Grubz Grill: Fear of a Black Sandwich

The employees are the sort of dudes who populate a Curtis Mayfield song.

I grew up in Wedgwood and attended parochial schools in northeast Seattle for my first 18 years. Translation: My encounters with black people were few and far between. Seattle wasn’t very black to begin with, and unless you wandered south of Madison Street, actual human interaction with African Americans was hardly an everyday occurrence. When my high school would play a road basketball game at Garfield or Franklin, I took pains to travel with a posse of honkies. Because, you know, black people were dangerous—or so I thought.

Fast forward to five years ago: I take a job in St.

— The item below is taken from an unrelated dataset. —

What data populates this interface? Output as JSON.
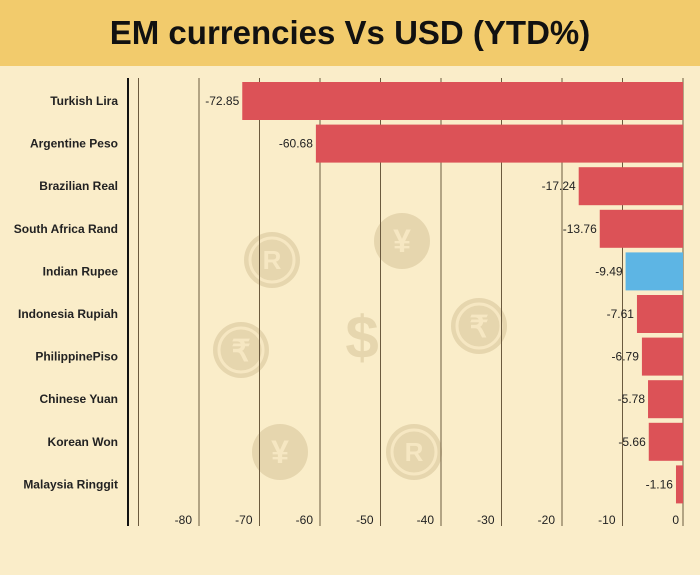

Louis, Mo., a majority-black city consistently ranked among America’s “most dangerous,” due in large part to its sky-high rate of auto theft. (Being relieved of a car—and I lost two Buicks while there—is considered a rite of passage; so prevalent was the act of “borrowing” someone else’s car that certain individuals who couldn’t hail taxis whilst mildly intoxicated were rumored to make no bones about securing a ride home via the old smash-and-grab tactic.) There, nary a day would go by where a black person didn’t play an integral part in a key transaction of mine, be it at the supermarket, on the commuter train, or through the course of casual human interaction. It was blacktism by fire. By the time I left St. Louis, my fear of a black planet—or at least black neighborhoods—had vanished entirely.

Upon returning home, I relished journeying unafraid into Seattle’s black south side, only to be somewhat dejected by the fact that the south side’s blackness is something of a shell of its former self. Granted, the Rainier Valley remains dominated by nonwhites—only today’s Rainier Valley is a melting pot of old-school blacks, African and Asian immigrants, and similarly foreign-born shades of brown. But if you look hard enough, the black Seattle that so petrified me in my sheltered youth still exists. Specifically, it exists at places like Grubz Grill.

Grubz occupies half of an auto-detailing business on Rainier Avenue, and has occasionally been subjected to nefarious allegations by certain southeast Seattle community-improvement groups. The people who work at Grubz and the detail shop, Auto Fitness, are almost exclusively black, middle-aged men, the sort of dudes who populate a Curtis Mayfield song.

The chef at Grubz is a massive gentleman who resembles Faizon Love. Tattered plastic chairs occupy the waiting area in front of the counter, and startlingly loud Top 40 hip-hop blares from a pair of old, large speakers. Odds are not everything on Grubz’s incredibly affordable menu will be available on any given day, but I can vouch for the quality of the fried-chicken sandwich ($4) and burger with hot links ($5.50), a mountainous, heart-unconscious sandwich that Theo Huxtable once referred to as “a burger dog.” Within three bites, all the expectant fear of my youth had vanished from memory.